Zest of ½ medium sized orange

Method

  1. Place flour, butter, icing sugar and salt in a food processor, and blitz until it resembles damp sand. Pour in the beaten egg, and pulse until the mixture combines to form a soft dough.  Remove from the processor, wrap in baking parchment and place in the fridge for half an hour (or freezer for 10-15 minutes) – this will prevent the dough from shrinking when it bakes.
  2. Preheat the oven to 180˚C. Lightly dust a surface with flour and roll out the dough in a rough rectangle to 0.5cm thickness. Roll the pastry around a rolling pin and transfer to the tin, pressing it into the fluting (if, indeed, your tin is fluted). Run a knife along the top edge of the tin to remove excess pastry. Prick the base of the pastry a few times with a fork, and place back in the fridge for 30 minutes (or freezer for 10 minutes).
  3. Prepare the pastry for blind baking by lining the inside with a sheet of tin foil and filling it with baking beads to weigh it down while it bakes and to prevent it from shrinking. Place in the oven for 15-20 minutes until the pastry is dry and beginning to turn golden.  If it is cooking too slowly, you can remove the beads and tin foil after 15 minutes and continue to bake.  Remove from oven and set aside to cool.
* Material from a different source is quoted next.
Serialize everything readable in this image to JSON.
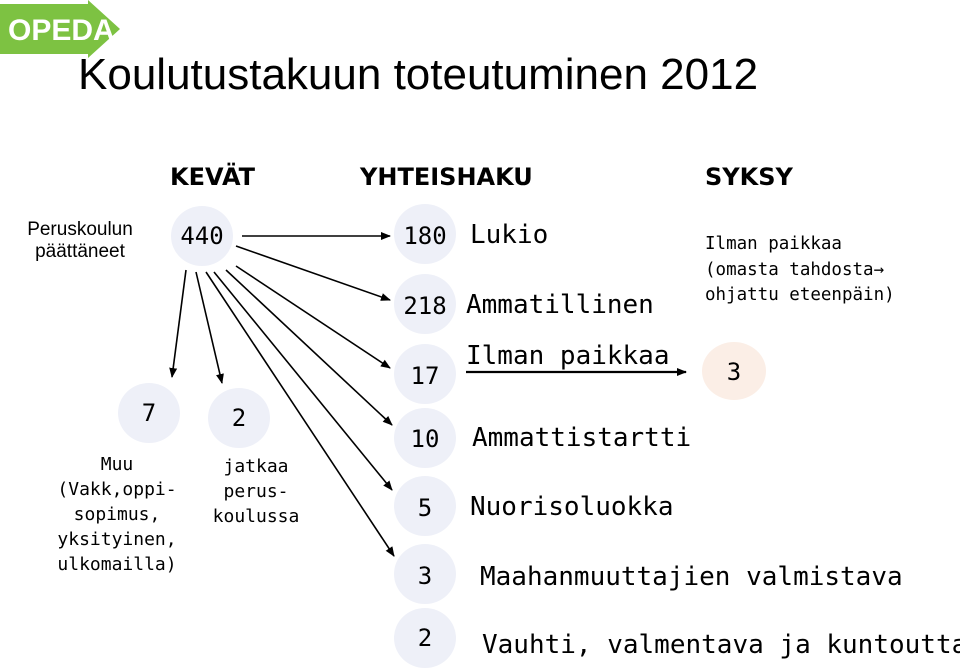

  4. To make the spiced blueberry filling, place a large pan over a high heat and pour in all the ingredients. Stir continuously until the sugar is dissolved in the juice that runs off the blueberries. When the mixture begins to boil, reduce the heat to medium-high and allow to simmer for 20-30 minutes, stirring occasionally to prevent it from catching, until the liquid is almost completely reduced and with the viscosity somewhere between a syrup and a jam. Allow to cool to room temperature, then pour into the pre-baked pastry case.